Each service, fully declarative and composable

The point is not the HUD. The point is that every service should be gated this way — its surface features declared in a registry, projected by a generator, bound by consumers, and watched by a verifier pointed at the declaration. When that holds, two properties fall out for free.

Composable: a service is a set of rows, and composing services is unioning their registries; there is no integration code to write, because the surfaces are projections and the projector already knows how to render the union. Declarative: the entire behavior of a service is readable from its governance, with no need to trace runtime control flow, because the runtime is a deterministic function of the declaration. Adding a form factor, a HUD, a corpus, a tool, a route — each is a row, and each propagates to every surface on the next build with zero per-surface code. Removing any of them is a deletion that garbage-collects.
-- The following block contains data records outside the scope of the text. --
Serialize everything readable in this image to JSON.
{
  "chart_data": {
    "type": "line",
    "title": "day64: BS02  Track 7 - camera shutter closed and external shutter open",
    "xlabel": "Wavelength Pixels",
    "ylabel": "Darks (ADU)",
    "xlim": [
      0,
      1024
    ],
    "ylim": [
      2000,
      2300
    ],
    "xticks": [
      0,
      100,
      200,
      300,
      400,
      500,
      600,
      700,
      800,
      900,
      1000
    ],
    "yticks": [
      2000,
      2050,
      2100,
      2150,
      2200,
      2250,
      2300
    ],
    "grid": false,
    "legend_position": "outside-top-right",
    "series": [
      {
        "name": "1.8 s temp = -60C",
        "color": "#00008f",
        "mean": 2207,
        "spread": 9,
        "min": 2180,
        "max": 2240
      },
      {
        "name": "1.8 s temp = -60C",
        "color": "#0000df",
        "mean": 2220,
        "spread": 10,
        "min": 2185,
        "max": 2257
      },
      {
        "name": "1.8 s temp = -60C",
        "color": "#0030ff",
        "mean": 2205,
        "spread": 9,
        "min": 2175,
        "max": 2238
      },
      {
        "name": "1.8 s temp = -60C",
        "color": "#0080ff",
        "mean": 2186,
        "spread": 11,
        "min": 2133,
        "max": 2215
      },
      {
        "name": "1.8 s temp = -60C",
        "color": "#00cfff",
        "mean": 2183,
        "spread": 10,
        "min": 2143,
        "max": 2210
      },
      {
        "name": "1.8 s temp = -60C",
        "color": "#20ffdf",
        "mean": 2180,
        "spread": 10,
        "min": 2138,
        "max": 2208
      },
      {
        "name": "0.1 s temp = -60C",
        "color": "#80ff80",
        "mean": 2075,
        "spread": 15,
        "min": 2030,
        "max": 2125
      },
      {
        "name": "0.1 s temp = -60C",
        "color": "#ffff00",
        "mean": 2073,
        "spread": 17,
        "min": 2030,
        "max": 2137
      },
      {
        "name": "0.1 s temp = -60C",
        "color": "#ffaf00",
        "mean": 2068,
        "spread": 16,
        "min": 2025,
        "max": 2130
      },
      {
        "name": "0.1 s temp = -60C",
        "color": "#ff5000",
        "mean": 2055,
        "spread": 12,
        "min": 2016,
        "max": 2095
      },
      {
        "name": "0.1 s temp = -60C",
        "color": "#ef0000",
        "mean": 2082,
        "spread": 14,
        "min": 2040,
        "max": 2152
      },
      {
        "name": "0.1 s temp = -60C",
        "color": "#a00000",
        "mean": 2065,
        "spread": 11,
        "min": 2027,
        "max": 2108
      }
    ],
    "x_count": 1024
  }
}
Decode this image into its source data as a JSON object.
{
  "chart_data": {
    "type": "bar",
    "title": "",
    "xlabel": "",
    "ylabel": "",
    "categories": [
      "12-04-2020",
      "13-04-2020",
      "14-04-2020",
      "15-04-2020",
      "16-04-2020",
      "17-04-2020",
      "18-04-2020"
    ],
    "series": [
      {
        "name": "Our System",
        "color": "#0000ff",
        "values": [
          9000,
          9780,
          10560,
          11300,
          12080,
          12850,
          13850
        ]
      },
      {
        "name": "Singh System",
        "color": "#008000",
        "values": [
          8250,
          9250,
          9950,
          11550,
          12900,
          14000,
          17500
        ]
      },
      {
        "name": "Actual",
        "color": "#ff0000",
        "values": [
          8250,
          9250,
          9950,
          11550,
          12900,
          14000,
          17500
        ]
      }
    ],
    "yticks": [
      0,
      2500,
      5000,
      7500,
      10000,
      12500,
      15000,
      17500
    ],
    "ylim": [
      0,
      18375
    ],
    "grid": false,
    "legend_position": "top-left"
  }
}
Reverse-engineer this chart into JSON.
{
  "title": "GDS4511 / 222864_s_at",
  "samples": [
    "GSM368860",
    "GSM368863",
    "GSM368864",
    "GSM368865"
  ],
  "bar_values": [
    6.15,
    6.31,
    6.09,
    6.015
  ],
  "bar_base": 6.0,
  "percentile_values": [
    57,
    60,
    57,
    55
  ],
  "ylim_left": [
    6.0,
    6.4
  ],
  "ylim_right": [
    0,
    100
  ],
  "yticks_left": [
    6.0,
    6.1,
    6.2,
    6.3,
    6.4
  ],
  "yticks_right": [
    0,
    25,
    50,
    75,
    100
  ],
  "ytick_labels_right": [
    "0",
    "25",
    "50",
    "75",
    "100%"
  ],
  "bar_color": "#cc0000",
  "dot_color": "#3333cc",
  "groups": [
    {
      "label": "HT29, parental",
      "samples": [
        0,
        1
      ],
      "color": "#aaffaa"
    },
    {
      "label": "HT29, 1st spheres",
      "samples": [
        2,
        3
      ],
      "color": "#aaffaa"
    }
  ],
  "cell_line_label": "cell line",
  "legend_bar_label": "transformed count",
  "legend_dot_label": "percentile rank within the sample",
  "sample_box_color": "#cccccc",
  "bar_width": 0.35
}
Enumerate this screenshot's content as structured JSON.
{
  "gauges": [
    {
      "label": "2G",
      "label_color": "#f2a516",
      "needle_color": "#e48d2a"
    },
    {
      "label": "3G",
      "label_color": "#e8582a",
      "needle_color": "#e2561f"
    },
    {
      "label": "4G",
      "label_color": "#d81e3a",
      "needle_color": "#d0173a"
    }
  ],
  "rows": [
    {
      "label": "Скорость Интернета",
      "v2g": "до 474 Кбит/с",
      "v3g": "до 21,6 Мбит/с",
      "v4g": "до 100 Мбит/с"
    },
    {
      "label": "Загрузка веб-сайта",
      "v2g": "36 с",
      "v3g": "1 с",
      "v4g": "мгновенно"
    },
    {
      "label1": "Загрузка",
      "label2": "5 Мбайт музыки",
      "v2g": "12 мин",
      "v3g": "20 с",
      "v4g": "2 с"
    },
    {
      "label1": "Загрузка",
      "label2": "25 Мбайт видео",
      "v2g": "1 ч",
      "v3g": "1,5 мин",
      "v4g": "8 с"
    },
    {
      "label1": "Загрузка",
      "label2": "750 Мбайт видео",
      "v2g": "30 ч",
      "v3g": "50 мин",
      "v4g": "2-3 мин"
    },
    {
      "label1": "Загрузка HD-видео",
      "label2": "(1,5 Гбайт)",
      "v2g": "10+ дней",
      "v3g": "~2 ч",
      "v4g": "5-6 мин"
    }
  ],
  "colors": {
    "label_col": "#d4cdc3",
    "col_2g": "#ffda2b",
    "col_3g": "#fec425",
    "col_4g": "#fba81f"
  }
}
We measured the system this week: roughly three hundred generators, nearly a thousand verifiers, around a hundred-and-twenty-five cascade registries — and, where the convention is explicit, every one of them already names its watching verifier. The foundation was already universal; what was missing was the law that says it must be, for every service, forever. Now it is a gate.

Not on chain is garbage

Underneath all of this is a single idea: the governed tree is a functional program. Objects are scoped; values are the source of truth; a value binds to its scope through an anchor — a lambda from a name to a value. On chain means committed in git, attested in the ledger, reachable from a governance root, and resolved by its anchor. Everything else — a hardcoded literal that no anchor derives, an orphan file no root reaches, a duplicate surface that is a second binding outside the one projector, a feature whose declaration was deleted but whose code lingers — is a free variable, and free variables beta-reduce away. They are not bugs to be tolerated; they are garbage to be collected, and the drain that collects them is the same drain that gated the HUD.

This is why precision governance is not a style preference. It is the only discipline under which a system this large can be removed from safely, and a system you cannot safely remove from is a system that only grows — toward entropy, toward drift, toward the slow death of every codebase that pays the typist and forgets the source. Precision is the property that the map and the territory are the same object, projected, and that a change to either is a change to both, by construction.

You do not edit the software. You edit the governance. The software was always its shadow.